We might take it for granted, then, that our state and national governments would acknowledge these costs and create tax policies to help families afford child care, college tuition and everything else that makes us so expensive. And why wouldn’t they? Children are good for society, and families do everything they can to raise them into productive citizens. They are the future doctors, teachers and pizza-makers. They are the inventors of the next big thing, the ones who will continue to make the world go around. To support parents in this important endeavor of raising children, it would be sensible that the tax code takes these extra costs into account.
Yet compared to other states and countries, Connecticut — progressive, good-government Connecticut — doesn’t do that well. Currently, the federal tax code has four family-friendly policies: the earned income tax credit, the child tax credit, the child and dependent care credit and the dependent exemption. Nearly every state with an income tax has some combination of these family-friendly tax policies, while Connecticut only has one that narrowly benefits our poorest residents. In fact, a family with 3 children making $60,000 a year owes the same amount in state taxes as a family making that same amount but with no children. For a middle-class family in Connecticut, the tax code does not do much to encourage childrearing.
If Connecticut is serious about supporting families raising kids, it’s time that its tax code reflected that commitment. Right now, the state should consider implementing:
1. A state child tax credit as New York has done so successfully. Modeled after the federal child tax credit, New York’s credit reduces the tax bill of over 1.5 million families. Since it’s refundable, New York’s credit benefits lower income families who may owe little in income taxes (but much more in payroll, sales, and property taxes).
2. A child and dependent care tax credit for childcare expenses like existing ones in half of our states. This credit helps pay for essential services such as preschool.

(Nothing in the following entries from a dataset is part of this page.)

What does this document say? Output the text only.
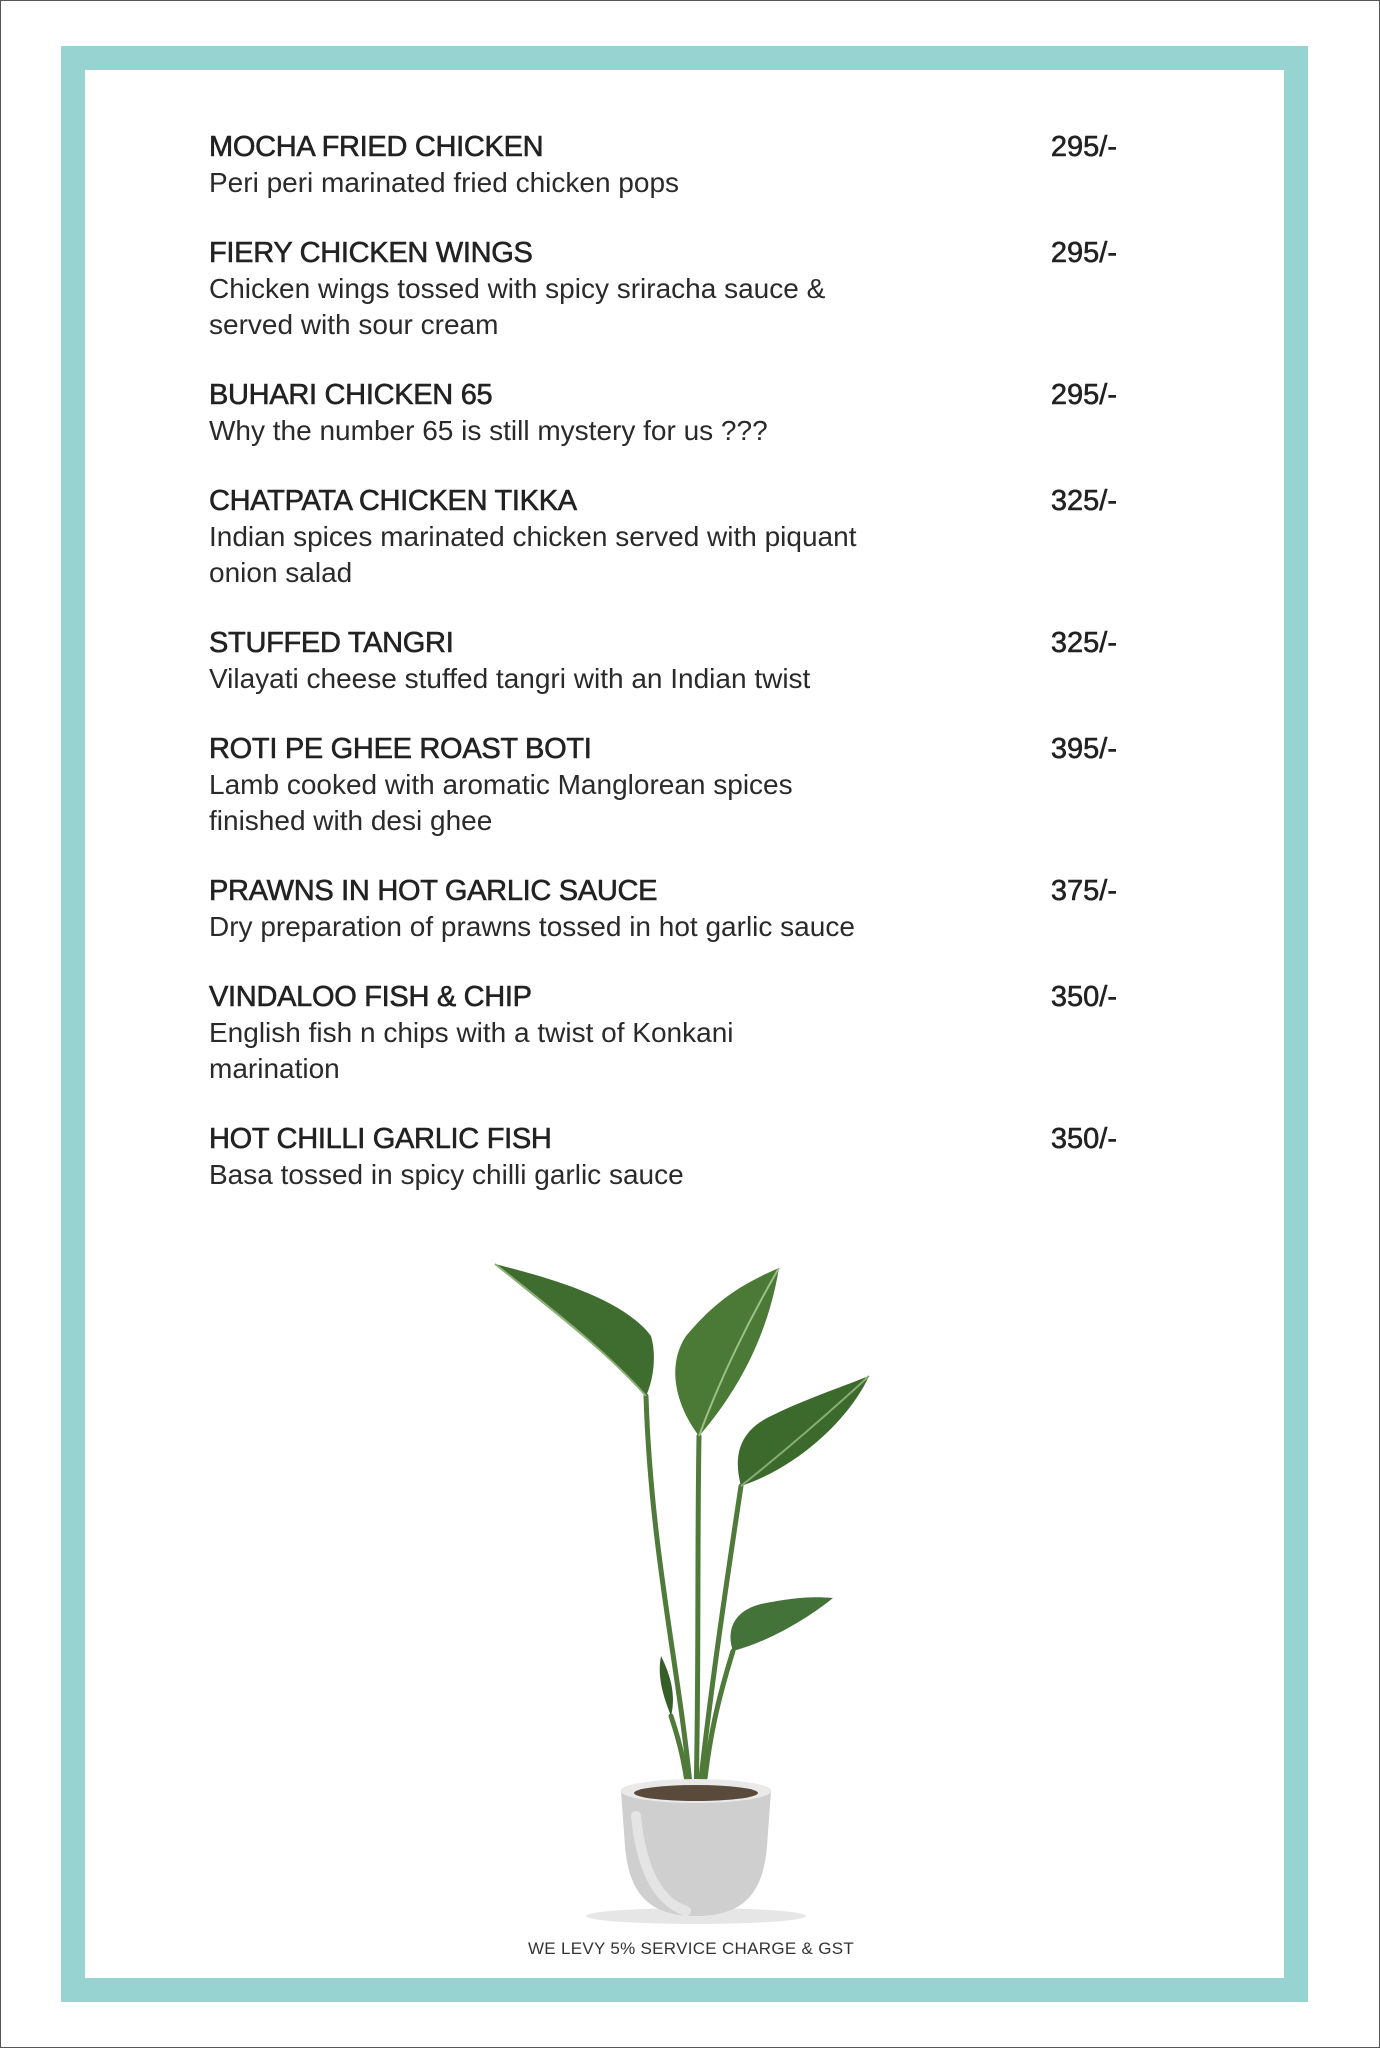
MOCHA FRIED CHICKEN	295/-
Peri peri marinated fried chicken pops
FIERY CHICKEN WINGS	295/-
Chicken wings tossed with spicy sriracha sauce & served with sour cream
BUHARI CHICKEN 65	295/-
Why the number 65 is still mystery for us ???
CHATPATA CHICKEN TIKKA	325/-
Indian spices marinated chicken served with piquant onion salad
STUFFED TANGRI	325/-
Vilayati cheese stuffed tangri with an Indian twist
ROTI PE GHEE ROAST BOTI	395/-
Lamb cooked with aromatic Manglorean spices finished with desi ghee
PRAWNS IN HOT GARLIC SAUCE	375/-
Dry preparation of prawns tossed in hot garlic sauce
VINDALOO FISH & CHIP	350/-
English fish n chips with a twist of Konkani marination
HOT CHILLI GARLIC FISH	350/-
Basa tossed in spicy chilli garlic sauce
WE LEVY 5% SERVICE CHARGE & GST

3. A dependent exemption that virtually every other state with an income tax already implemented years ago.
Other countries have also recognized just how important it is to support families raising kids. Canada provides a generous, family-friendly tax policy in both its federal and provincial tax codes. The Canada Child Tax Benefit (CCTB) is a tax-free monthly payment made to eligible families and has been adopted throughout the Canadian provinces and territories. Other countries — like the United Kingdom, Australia and Ireland — also provide a child credit, a childcare credit or a combination of both.
It’s time for Connecticut to catch up. Like other states, Connecticut has taken the right step in adopting its own earned income tax credit (EITC). But the EITC only benefits low-income working parents, leaving out many middle-income parents who are also struggling to make ends meet while raising children. In a place like Connecticut, with one of the oldest and slowest-growing populations in the country, helping families raise kids is a no-brainer. All those violin lessons don’t come free, and neither does a high-quality preschool education or college tuition. But everyone in society benefits when kids get a strong, smart start. Other states and countries have recognized this; it’s time that Connecticut did the same.